Forget pirate radio, how about the pirate stock exchange? Somali pirates have created a stock exchange of sorts to fund their hijacking activities, Reuters reports.
The U.S. and other nations have committed naval warships and even aerial drones to the shipping lanes around the Indian Ocean and Gulf of Aden, but pirates from lawless Somalia have continued to attack ships at will.
Now even landlubber Somali civilians can invest in one of 72 "maritime companies" and hope that their favorite pirate band strikes it rich with the successful ransoming of a captured ship and crew. People don't even need to invest cash – RPGs and other weapons also accepted at the main pirate lair of Haradheere.
One wealthy former pirate told Reuters that the stock exchange had won local support by making piracy into a "community activity," which may underscore the root of the problem for nations seeking to battle piracy as a symptom.
Investing in piracy might evoke moral outrage similar to that which plagued early prediction markets. DARPA attempted to set up a prediction market in 2003 for intelligence experts to bet on certain events taking place, including terrorist attacks and assassinations, but had to shut down the operation after an angry Congress slammed it as a "sick" terrorism futures market.
Still, there's a big difference between using a relatively closed prediction market to bet on certain outcomes for intelligence-gathering purposes, and investing directly in a group responsible for carrying out illegal activities such as piracy. And if a prediction market bets on more optimistic things, such as PopSci's PPX, the moral element becomes a non-issue.
As for the pirate stock exchange, it seems like just another natural step for Somali communities that increasingly depend on illegal activities for economic subsistence. Somali pirates put a percentage of their ransom money back into their communities to pay for hospitals and public schools. Reuters quotes a woman who contributed a rocket-propelled grenade to one group of pirates and eagerly anticipates the dividends.
This suggests that all the high-powered Navy weapons or non-lethal gadgets in the world won't solve that problem -- much as we love our anti-pirate gadgets:
One American's pirate is a Somali's respectable businessman ....
Soooo... how much money can you get back from one of their raids :)
I'm tempted to invest in pirate hunting pleasure cruises.
A heavily armed and armoured small ship made to look like a tempting target crewed by people who pay for a chance to hunt pirates.
I'm sure that a few shipping insurance companies wouldn't mind quietly investing the odd RPG to help out.
This reads like an Onion article. I'm terrified that it isn't.

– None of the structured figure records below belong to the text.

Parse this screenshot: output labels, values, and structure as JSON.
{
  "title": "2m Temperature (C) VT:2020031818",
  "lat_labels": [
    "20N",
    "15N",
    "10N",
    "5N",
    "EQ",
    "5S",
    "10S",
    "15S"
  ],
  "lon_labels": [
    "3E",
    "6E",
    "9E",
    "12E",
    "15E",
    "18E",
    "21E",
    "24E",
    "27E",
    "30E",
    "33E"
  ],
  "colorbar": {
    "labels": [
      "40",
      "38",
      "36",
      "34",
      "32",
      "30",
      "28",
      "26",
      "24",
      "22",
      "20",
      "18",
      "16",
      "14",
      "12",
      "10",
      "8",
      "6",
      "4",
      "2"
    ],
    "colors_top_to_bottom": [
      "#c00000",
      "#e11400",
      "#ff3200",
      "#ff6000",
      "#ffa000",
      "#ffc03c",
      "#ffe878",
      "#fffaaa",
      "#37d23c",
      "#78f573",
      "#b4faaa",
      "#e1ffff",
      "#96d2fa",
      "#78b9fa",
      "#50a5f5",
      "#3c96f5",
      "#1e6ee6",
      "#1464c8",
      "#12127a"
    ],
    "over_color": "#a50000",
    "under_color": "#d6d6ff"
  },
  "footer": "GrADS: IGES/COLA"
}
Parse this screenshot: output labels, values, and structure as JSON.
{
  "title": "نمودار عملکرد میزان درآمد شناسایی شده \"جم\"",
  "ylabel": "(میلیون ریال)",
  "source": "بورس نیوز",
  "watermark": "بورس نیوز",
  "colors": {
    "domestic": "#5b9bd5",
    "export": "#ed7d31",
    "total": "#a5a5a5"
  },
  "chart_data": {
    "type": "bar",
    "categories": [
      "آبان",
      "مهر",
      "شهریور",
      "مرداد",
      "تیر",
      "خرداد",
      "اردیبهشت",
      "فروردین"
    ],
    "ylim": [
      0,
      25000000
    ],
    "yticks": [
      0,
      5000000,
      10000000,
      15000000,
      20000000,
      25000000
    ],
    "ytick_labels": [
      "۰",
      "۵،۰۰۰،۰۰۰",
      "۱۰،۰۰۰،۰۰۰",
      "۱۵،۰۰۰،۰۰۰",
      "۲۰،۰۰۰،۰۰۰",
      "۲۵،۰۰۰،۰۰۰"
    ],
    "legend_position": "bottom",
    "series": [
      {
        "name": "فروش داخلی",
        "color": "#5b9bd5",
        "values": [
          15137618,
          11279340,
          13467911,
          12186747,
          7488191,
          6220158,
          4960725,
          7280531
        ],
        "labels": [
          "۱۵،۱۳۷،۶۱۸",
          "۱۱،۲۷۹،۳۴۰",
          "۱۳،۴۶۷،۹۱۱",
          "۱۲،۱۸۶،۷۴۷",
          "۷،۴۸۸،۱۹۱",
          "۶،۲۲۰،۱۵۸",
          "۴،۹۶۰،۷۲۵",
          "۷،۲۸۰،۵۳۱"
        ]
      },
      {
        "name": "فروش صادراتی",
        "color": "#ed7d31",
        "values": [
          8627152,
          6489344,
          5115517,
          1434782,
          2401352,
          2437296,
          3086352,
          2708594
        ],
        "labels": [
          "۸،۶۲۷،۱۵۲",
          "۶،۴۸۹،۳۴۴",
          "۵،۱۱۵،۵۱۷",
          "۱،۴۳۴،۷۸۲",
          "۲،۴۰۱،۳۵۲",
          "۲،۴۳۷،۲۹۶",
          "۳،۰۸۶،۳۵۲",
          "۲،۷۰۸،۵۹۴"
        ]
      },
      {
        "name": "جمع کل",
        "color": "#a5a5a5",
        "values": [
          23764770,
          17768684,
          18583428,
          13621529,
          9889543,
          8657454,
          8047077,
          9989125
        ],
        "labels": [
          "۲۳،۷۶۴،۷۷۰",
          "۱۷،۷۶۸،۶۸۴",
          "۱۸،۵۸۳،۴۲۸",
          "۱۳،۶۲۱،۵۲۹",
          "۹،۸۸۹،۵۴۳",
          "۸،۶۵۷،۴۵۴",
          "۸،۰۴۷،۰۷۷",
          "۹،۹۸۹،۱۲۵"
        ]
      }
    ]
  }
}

this has what to do with science?
So do these "maritime companies" provide full disclosure to their investors? Where is their equivalent of the SEC to make sure they aren't using Hollywood accounting methods to continually show a loss to the public while the executives continually earn big bucks? Without some kind of law enforcement system, it seems this will just break down into everyone fighting among themselves for ambiguous profits. And in a place like Somalia, how easy would it be to increase your share of the returns by simply bumping off some of the other investors?
@Jedigeek93 diddo but of course i have been suppling these pirates for years already and am getting quite a nice cut %20
How much is that exactly?
i hope to god that ur joking uncleiroh13
Why not level Haradheere and any other havens that support and aid the pirates.
read enough of these articles and you'd know that is... i hope. lol.
These pirates know it's not long till they are all going to be subject to Reaper drones. And as far as I'm concerned, if Mr. Reaper thinks you are going armed with intent; and then leaves no recoverable evidence after interdiction? For the next couple of years anyway, I got no problem with that. This is getting too big.